Local nonprofit might expand foster care role
Leaders of the Texas House and Senate, along with Gov. Greg Abbott, have taken strong positions that favor remaking the Texas foster care and Child Protective Services model along the lines of a system pioneered in Fort Worth.
That’s good news. The trail blazed by Fort Worth’s ACH Child and Family Services under a multiyear state Foster Care Redesign contract has shown sharply improved results in expanding the number of foster care providers, keeping foster children close to their homes and keeping siblings together.
Those things help produce better outcomes for foster kids and their families.
But the legislative session is still young, and there are many decisions yet to be made about how to improve Texas foster care, which a federal judge ruled a little over a year ago was so bad as to be harmful rather than helpful for many children.
The biggest decision, of course, is funding. Preliminary House and Senate budgets each would devote $3.2 billion to Child Protective Services, an increase of $260.1 million over the current two-year budget.
But this is a session short on dollars, so nobody knows until the final budget is approved what it will say.

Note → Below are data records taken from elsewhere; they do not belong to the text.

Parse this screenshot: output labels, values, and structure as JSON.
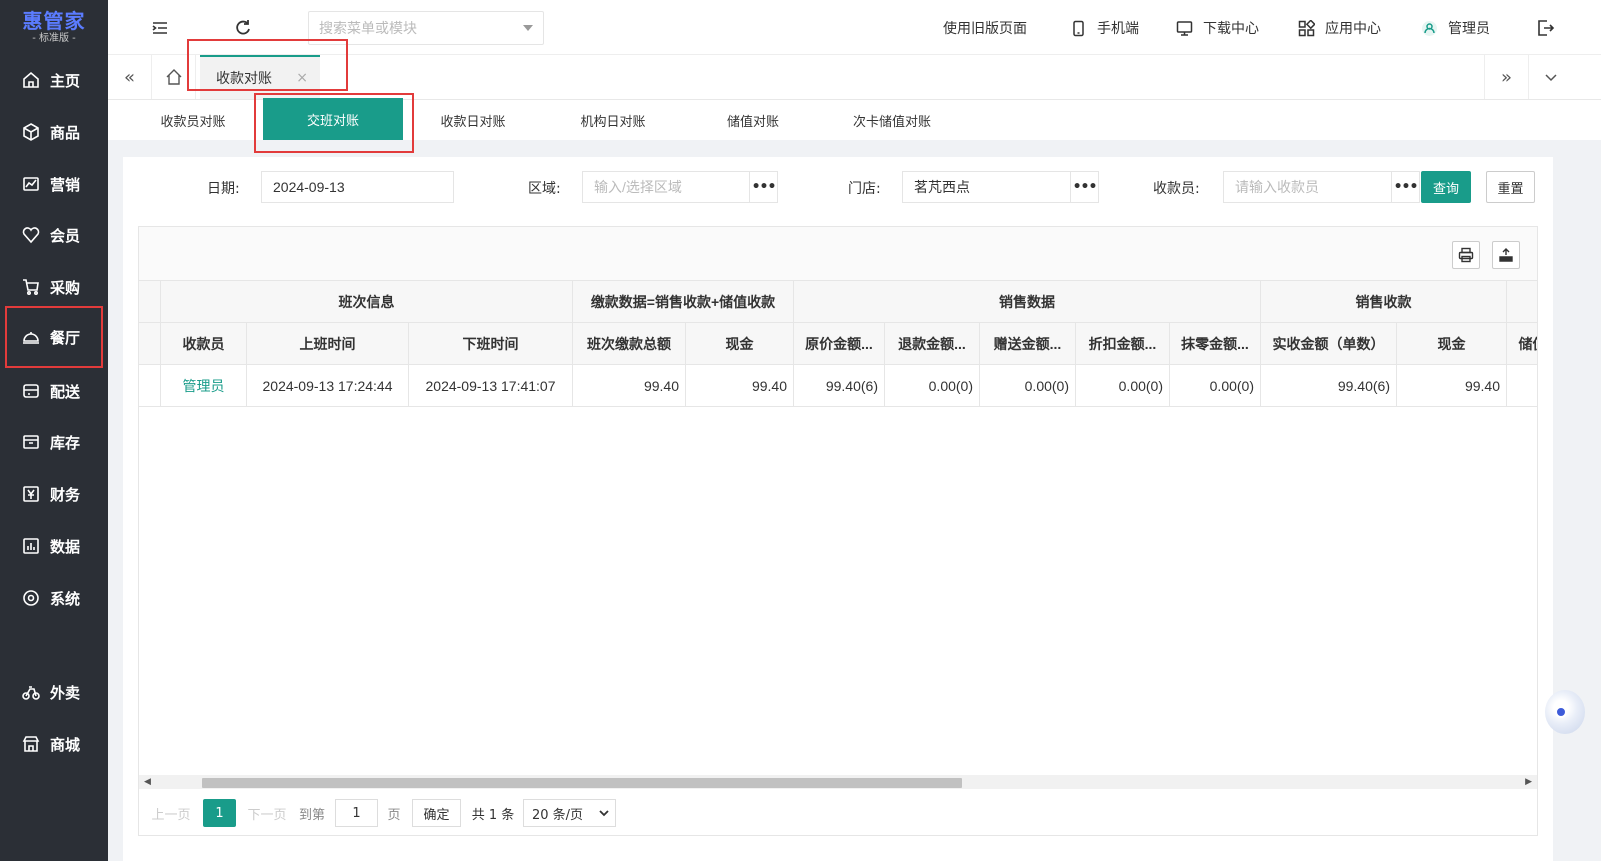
{
  "app": {
    "logo_title": "惠管家",
    "logo_subtitle": "- 标准版 -"
  },
  "sidebar": {
    "items": [
      {
        "label": "主页",
        "icon": "home-icon"
      },
      {
        "label": "商品",
        "icon": "box-icon"
      },
      {
        "label": "营销",
        "icon": "chart-icon"
      },
      {
        "label": "会员",
        "icon": "heart-icon"
      },
      {
        "label": "采购",
        "icon": "cart-icon"
      },
      {
        "label": "餐厅",
        "icon": "dish-icon"
      },
      {
        "label": "配送",
        "icon": "truck-icon"
      },
      {
        "label": "库存",
        "icon": "inventory-icon"
      },
      {
        "label": "财务",
        "icon": "yen-icon"
      },
      {
        "label": "数据",
        "icon": "data-icon"
      },
      {
        "label": "系统",
        "icon": "settings-icon"
      },
      {
        "label": "外卖",
        "icon": "bike-icon"
      },
      {
        "label": "商城",
        "icon": "shop-icon"
      }
    ]
  },
  "header": {
    "search_placeholder": "搜索菜单或模块",
    "links": {
      "old_page": "使用旧版页面",
      "mobile": "手机端",
      "download": "下载中心",
      "apps": "应用中心",
      "user": "管理员"
    }
  },
  "tabs": {
    "open_tab": "收款对账",
    "close_symbol": "×",
    "prev_symbol": "«",
    "next_symbol": "»"
  },
  "subtabs": [
    "收款员对账",
    "交班对账",
    "收款日对账",
    "机构日对账",
    "储值对账",
    "次卡储值对账"
  ],
  "filters": {
    "date_label": "日期:",
    "date_value": "2024-09-13",
    "region_label": "区域:",
    "region_placeholder": "输入/选择区域",
    "store_label": "门店:",
    "store_value": "茗芃西点",
    "cashier_label": "收款员:",
    "cashier_placeholder": "请输入收款员",
    "more": "•••",
    "query": "查询",
    "reset": "重置"
  },
  "table": {
    "group_headers": {
      "shift_info": "班次信息",
      "payment_data": "缴款数据=销售收款+储值收款",
      "sales_data": "销售数据",
      "sales_receipt": "销售收款"
    },
    "columns": [
      "收款员",
      "上班时间",
      "下班时间",
      "班次缴款总额",
      "现金",
      "原价金额...",
      "退款金额...",
      "赠送金额...",
      "折扣金额...",
      "抹零金额...",
      "实收金额（单数）",
      "现金",
      "储值"
    ],
    "rows": [
      [
        "管理员",
        "2024-09-13 17:24:44",
        "2024-09-13 17:41:07",
        "99.40",
        "99.40",
        "99.40(6)",
        "0.00(0)",
        "0.00(0)",
        "0.00(0)",
        "0.00(0)",
        "99.40(6)",
        "99.40",
        ""
      ]
    ]
  },
  "pager": {
    "prev": "上一页",
    "current": "1",
    "next": "下一页",
    "goto": "到第",
    "page_input": "1",
    "page_unit": "页",
    "confirm": "确定",
    "total": "共 1 条",
    "per_page": "20 条/页"
  }
}
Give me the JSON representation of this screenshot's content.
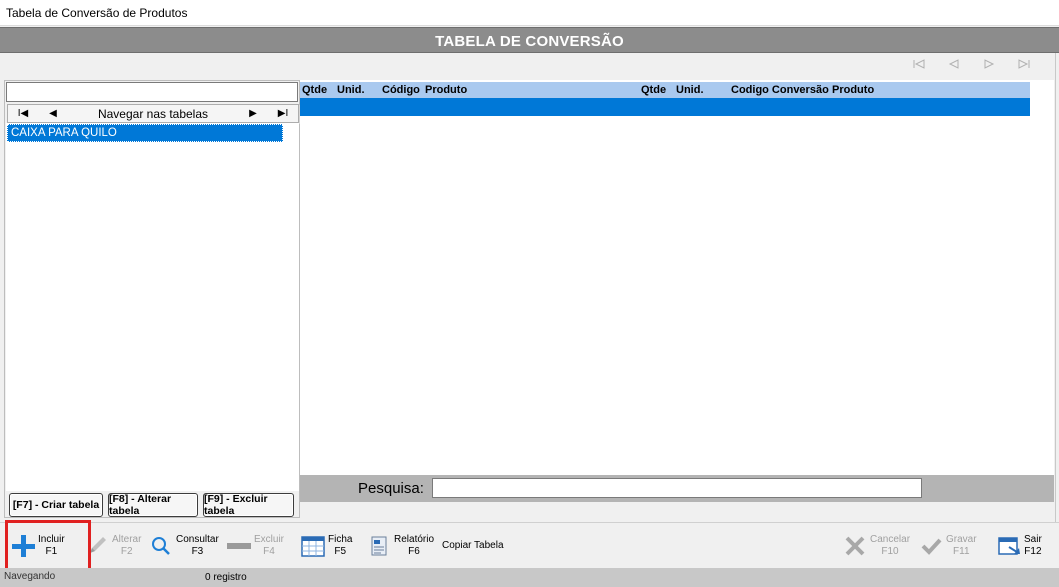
{
  "window": {
    "title": "Tabela de Conversão de Produtos"
  },
  "header": {
    "title": "TABELA DE CONVERSÃO"
  },
  "left_panel": {
    "filter_value": "",
    "navigator": {
      "first": "I◀",
      "prev": "◀",
      "label": "Navegar nas tabelas",
      "next": "▶",
      "last": "▶I"
    },
    "tables": [
      {
        "label": "CAIXA PARA QUILO",
        "selected": true
      }
    ],
    "buttons": {
      "create": "[F7] - Criar tabela",
      "edit": "[F8] - Alterar tabela",
      "delete": "[F9] - Excluir tabela"
    }
  },
  "grid": {
    "columns": [
      "Qtde",
      "Unid.",
      "Código",
      "Produto",
      "Qtde",
      "Unid.",
      "Codigo Conversão",
      "Produto"
    ],
    "rows": []
  },
  "search": {
    "label": "Pesquisa:",
    "value": ""
  },
  "toolbar": {
    "include": {
      "label": "Incluir",
      "key": "F1"
    },
    "alter": {
      "label": "Alterar",
      "key": "F2"
    },
    "consult": {
      "label": "Consultar",
      "key": "F3"
    },
    "delete": {
      "label": "Excluir",
      "key": "F4"
    },
    "sheet": {
      "label": "Ficha",
      "key": "F5"
    },
    "report": {
      "label": "Relatório",
      "key": "F6"
    },
    "copy": {
      "label": "Copiar Tabela"
    },
    "cancel": {
      "label": "Cancelar",
      "key": "F10"
    },
    "save": {
      "label": "Gravar",
      "key": "F11"
    },
    "exit": {
      "label": "Sair",
      "key": "F12"
    }
  },
  "status": {
    "mode": "Navegando",
    "count": "0 registro"
  },
  "colors": {
    "accent": "#0078d7",
    "header_band": "#8c8c8c",
    "grid_header": "#a9c9ef",
    "highlight": "#e02020",
    "include_icon": "#1e7fd6"
  }
}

Complicating that are discussions among lawmakers about how much responsibility to hand over to contractors like ACH under future Foster Care Redesign efforts.
There’s top-level agreement on expanding Foster Care Redesign beyond the seven-county Fort Worth region and contracting with providers like ACH in other parts of the state.
Under its contract, which expires at the end of August, ACH provides a foster care network, but Child Protective Services performs case management services — working with families and relatives, compiling needed information about kids, and, importantly, presenting information at court hearings on whether families should be reunited.
Discussions now include whether providers like ACH, being the closest to the children under care, shouldn’t take on more of the case-management responsibilities — and if so, how much the state will pay for that.
These are vital decisions for vulnerable Texas children. Fort Worth’s ACH is leading the way.